TL;DR
SpaceX exercised an option on June 16, 2026, to acquire Anysphere, maker of Cursor, in a $60 billion all-stock deal expected to close in the third quarter. The bargain case is that Cursor’s fast revenue ramp and enterprise reach could make the price look lower on forward sales, but that depends on review, SpaceX stock value and product quality.

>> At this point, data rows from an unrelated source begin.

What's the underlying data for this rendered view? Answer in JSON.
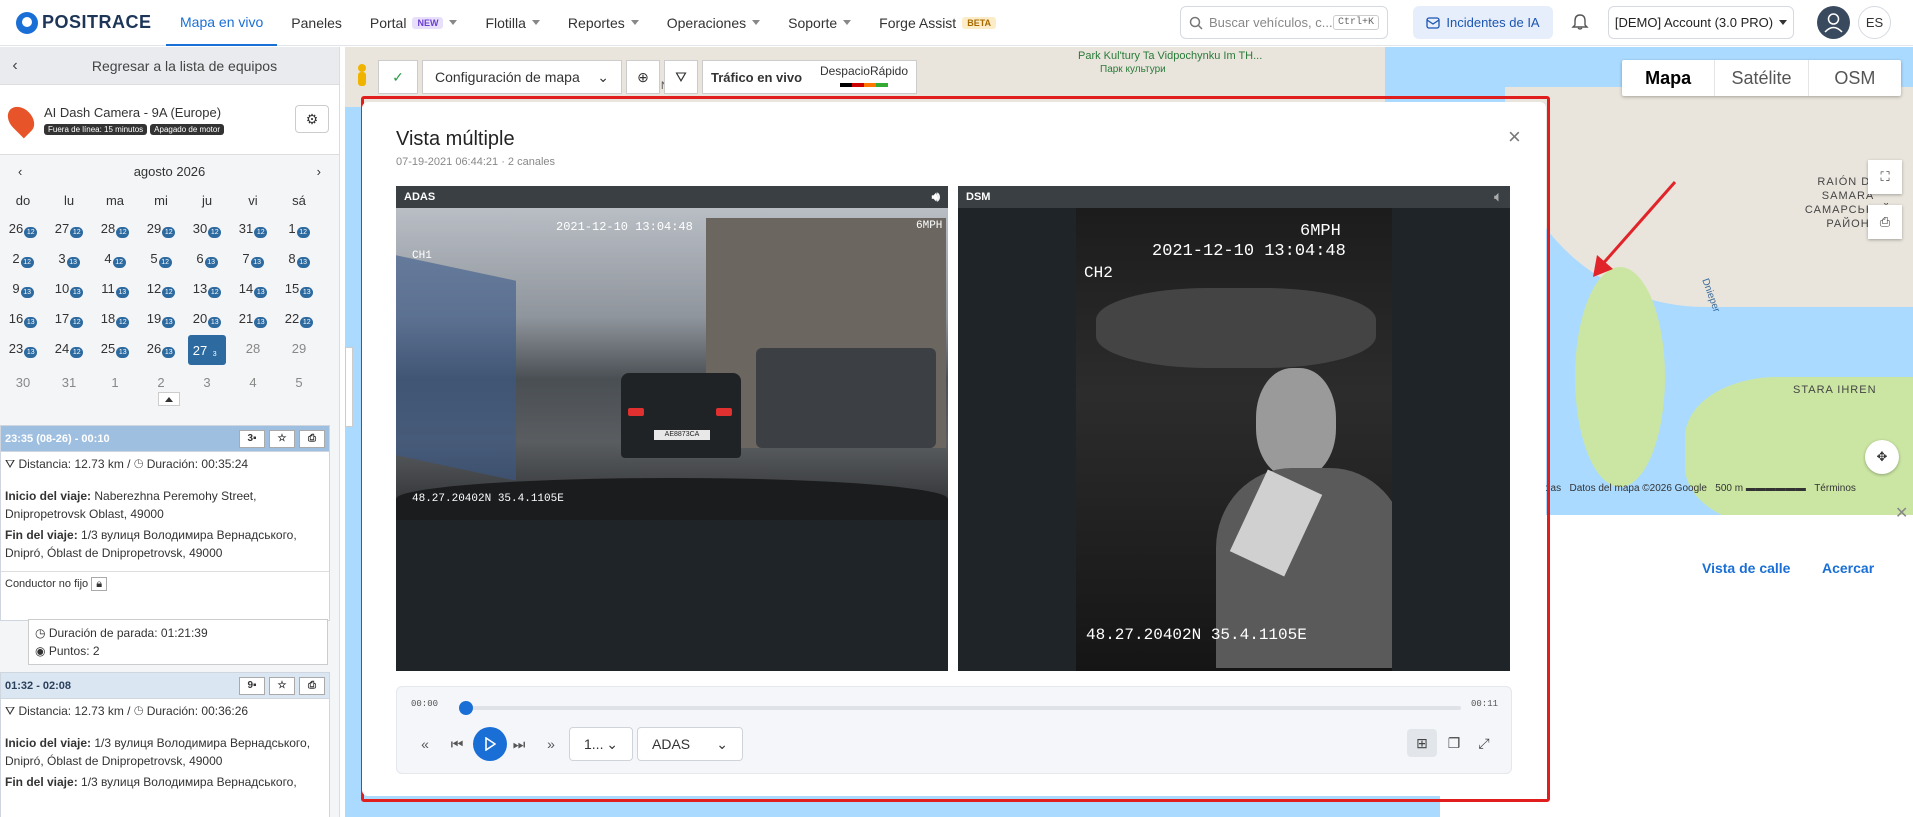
{
  "brand": {
    "name": "POSITRACE"
  },
  "nav": [
    {
      "label": "Mapa en vivo",
      "active": true
    },
    {
      "label": "Paneles"
    },
    {
      "label": "Portal",
      "badge": "NEW",
      "caret": true
    },
    {
      "label": "Flotilla",
      "caret": true
    },
    {
      "label": "Reportes",
      "caret": true
    },
    {
      "label": "Operaciones",
      "caret": true
    },
    {
      "label": "Soporte",
      "caret": true
    },
    {
      "label": "Forge Assist",
      "badge": "BETA"
    }
  ],
  "search": {
    "placeholder": "Buscar vehículos, c...",
    "shortcut": "Ctrl+K"
  },
  "ai_incidents": {
    "label": "Incidentes de IA"
  },
  "account": {
    "label": "[DEMO] Account (3.0 PRO)"
  },
  "lang": {
    "label": "ES"
  },
  "sidebar": {
    "back_label": "Regresar a la lista de equipos",
    "device": {
      "name": "AI Dash Camera - 9A (Europe)",
      "tag1": "Fuera de línea: 15 minutos",
      "tag2": "Apagado de motor"
    },
    "calendar": {
      "month": "agosto 2026",
      "dow": [
        "do",
        "lu",
        "ma",
        "mi",
        "ju",
        "vi",
        "sá"
      ],
      "weeks": [
        [
          [
            "26",
            "12"
          ],
          [
            "27",
            "12"
          ],
          [
            "28",
            "12"
          ],
          [
            "29",
            "12"
          ],
          [
            "30",
            "12"
          ],
          [
            "31",
            "12"
          ],
          [
            "1",
            "12"
          ]
        ],
        [
          [
            "2",
            "12"
          ],
          [
            "3",
            "13"
          ],
          [
            "4",
            "12"
          ],
          [
            "5",
            "12"
          ],
          [
            "6",
            "13"
          ],
          [
            "7",
            "13"
          ],
          [
            "8",
            "13"
          ]
        ],
        [
          [
            "9",
            "13"
          ],
          [
            "10",
            "13"
          ],
          [
            "11",
            "13"
          ],
          [
            "12",
            "12"
          ],
          [
            "13",
            "12"
          ],
          [
            "14",
            "13"
          ],
          [
            "15",
            "13"
          ]
        ],
        [
          [
            "16",
            "13"
          ],
          [
            "17",
            "12"
          ],
          [
            "18",
            "12"
          ],
          [
            "19",
            "13"
          ],
          [
            "20",
            "13"
          ],
          [
            "21",
            "13"
          ],
          [
            "22",
            "12"
          ]
        ],
        [
          [
            "23",
            "13"
          ],
          [
            "24",
            "12"
          ],
          [
            "25",
            "13"
          ],
          [
            "26",
            "13"
          ],
          [
            "27",
            "3"
          ],
          [
            "28",
            ""
          ],
          [
            "29",
            ""
          ]
        ],
        [
          [
            "30",
            ""
          ],
          [
            "31",
            ""
          ],
          [
            "1",
            ""
          ],
          [
            "2",
            ""
          ],
          [
            "3",
            ""
          ],
          [
            "4",
            ""
          ],
          [
            "5",
            ""
          ]
        ]
      ]
    },
    "trips": [
      {
        "header": "23:35 (08-26) - 00:10",
        "cam_count": "3",
        "distance_label": "Distancia:",
        "distance": "12.73 km",
        "duration_label": "Duración:",
        "duration": "00:35:24",
        "start_label": "Inicio del viaje:",
        "start": "Naberezhna Peremohy Street, Dnipropetrovsk Oblast, 49000",
        "end_label": "Fin del viaje:",
        "end": "1/3 вулиця Володимира Вернадського, Dnipró, Óblast de Dnipropetrovsk, 49000",
        "driver": "Conductor no fijo"
      },
      {
        "header": "01:32 - 02:08",
        "cam_count": "9",
        "distance_label": "Distancia:",
        "distance": "12.73 km",
        "duration_label": "Duración:",
        "duration": "00:36:26",
        "start_label": "Inicio del viaje:",
        "start": "1/3 вулиця Володимира Вернадського, Dnipró, Óblast de Dnipropetrovsk, 49000",
        "end_label": "Fin del viaje:",
        "end": "1/3 вулиця Володимира Вернадського,"
      }
    ],
    "stop": {
      "duration_label": "Duración de parada:",
      "duration": "01:21:39",
      "points_label": "Puntos:",
      "points": "2"
    }
  },
  "map": {
    "types": [
      "Mapa",
      "Satélite",
      "OSM"
    ],
    "toolbar": {
      "config": "Configuración de mapa",
      "traffic": "Tráfico en vivo",
      "mode1": "Despacio",
      "mode2": "Rápido"
    },
    "labels": {
      "park": "Park Kul'tury Ta Vidpochynku Im TH...",
      "park_uk": "Парк культури",
      "raion": "RAION DE",
      "samara": "RAIÓN DE SAMARA",
      "samara_uk": "САМАРСЬКИЙ РАЙОН",
      "river": "Dnieper",
      "stara": "STARA IHREN",
      "keys": "teclas",
      "mapdata": "Datos del mapa ©2026 Google",
      "scale": "500 m",
      "terms": "Términos"
    },
    "panel_links": {
      "street_view": "Vista de calle",
      "zoom": "Acercar"
    }
  },
  "modal": {
    "title": "Vista múltiple",
    "subtitle": "07-19-2021 06:44:21 · 2 canales",
    "channels": [
      {
        "name": "ADAS",
        "ts": "2021-12-10 13:04:48",
        "speed": "6MPH",
        "ch": "CH1",
        "gps": "48.27.20402N 35.4.1105E",
        "plate": "AE8873CA"
      },
      {
        "name": "DSM",
        "ts": "2021-12-10 13:04:48",
        "speed": "6MPH",
        "ch": "CH2",
        "gps": "48.27.20402N 35.4.1105E"
      }
    ],
    "player": {
      "current": "00:00",
      "total": "00:11",
      "progress": 0,
      "speed_label": "1...",
      "channel_select": "ADAS"
    }
  }
}
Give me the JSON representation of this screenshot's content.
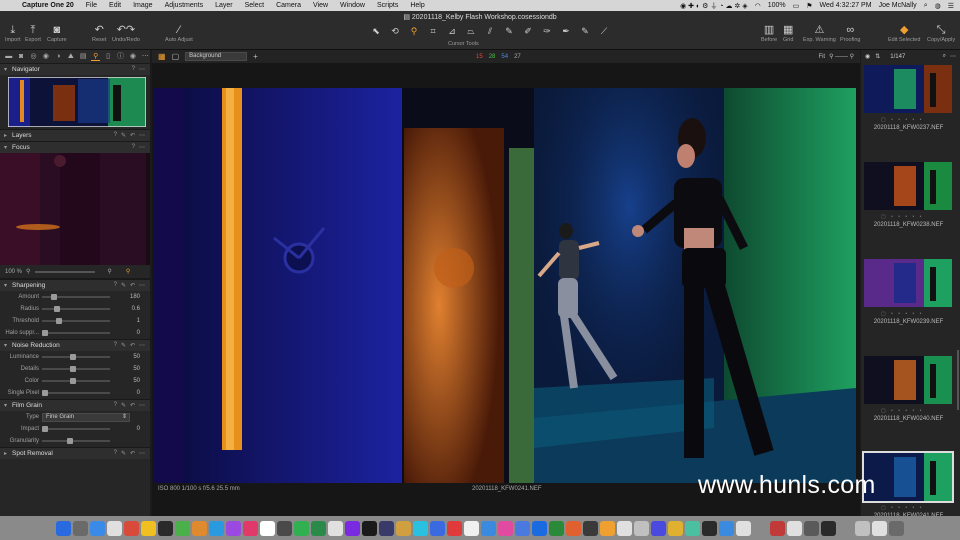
{
  "menubar": {
    "items": [
      "Capture One 20",
      "File",
      "Edit",
      "Image",
      "Adjustments",
      "Layer",
      "Select",
      "Camera",
      "View",
      "Window",
      "Scripts",
      "Help"
    ],
    "battery": "100%",
    "clock": "Wed 4:32:27 PM",
    "user": "Joe McNally"
  },
  "document_title": "20201118_Kelby Flash Workshop.cosessiondb",
  "toolbar": {
    "import": "Import",
    "export": "Export",
    "capture": "Capture",
    "reset": "Reset",
    "undo_redo": "Undo/Redo",
    "auto_adjust": "Auto Adjust",
    "cursor_tools": "Cursor Tools",
    "before": "Before",
    "grid": "Grid",
    "exp_warning": "Exp. Warning",
    "proofing": "Proofing",
    "edit_selected": "Edit Selected",
    "copy_apply": "Copy/Apply"
  },
  "viewbar": {
    "layer_select": "Background",
    "counts": [
      "15",
      "28",
      "54",
      "27"
    ],
    "fit": "Fit"
  },
  "left_panel": {
    "navigator": "Navigator",
    "layers": "Layers",
    "focus": "Focus",
    "focus_zoom": "100 %",
    "sharpening": {
      "title": "Sharpening",
      "rows": [
        {
          "label": "Amount",
          "value": "180",
          "pos": 0.14
        },
        {
          "label": "Radius",
          "value": "0.6",
          "pos": 0.2
        },
        {
          "label": "Threshold",
          "value": "1",
          "pos": 0.22
        },
        {
          "label": "Halo suppr...",
          "value": "0",
          "pos": 0.0
        }
      ]
    },
    "noise": {
      "title": "Noise Reduction",
      "rows": [
        {
          "label": "Luminance",
          "value": "50",
          "pos": 0.45
        },
        {
          "label": "Details",
          "value": "50",
          "pos": 0.45
        },
        {
          "label": "Color",
          "value": "50",
          "pos": 0.45
        },
        {
          "label": "Single Pixel",
          "value": "0",
          "pos": 0.0
        }
      ]
    },
    "film_grain": {
      "title": "Film Grain",
      "type_label": "Type",
      "type_value": "Fine Grain",
      "rows": [
        {
          "label": "Impact",
          "value": "0",
          "pos": 0.0
        },
        {
          "label": "Granularity",
          "value": "",
          "pos": 0.4
        }
      ]
    },
    "spot_removal": "Spot Removal"
  },
  "viewer": {
    "meta_left": "ISO 800    1/100 s    f/5.6    25.5 mm",
    "filename": "20201118_KFW0241.NEF"
  },
  "browser": {
    "count": "1/147",
    "thumbs": [
      {
        "name": "20201118_KFW0237.NEF"
      },
      {
        "name": "20201118_KFW0238.NEF"
      },
      {
        "name": "20201118_KFW0239.NEF"
      },
      {
        "name": "20201118_KFW0240.NEF"
      },
      {
        "name": "20201118_KFW0241.NEF"
      }
    ]
  },
  "watermark": "www.hunls.com",
  "colors": {
    "accent": "#f0a030"
  }
}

SpaceX exercised its option on June 16, 2026, to acquire Anysphere, the maker of Cursor, in a $60 billion all-stock deal, turning an April partnership into its first major acquisition after a record IPO. The deal matters because it gives Elon Musk’s company ownership of one of the fastest-growing AI coding tools at a time when developer software is one of the few generative AI markets with clear enterprise revenue.
Business Insider reported that SpaceX announced it was buying Cursor after an earlier agreement gave it the option either to buy the company or pay $10 billion for the companies’ work together. The Guardian reported that the deal is being paid in SpaceX stock, will not use IPO proceeds and is expected to close in the third quarter.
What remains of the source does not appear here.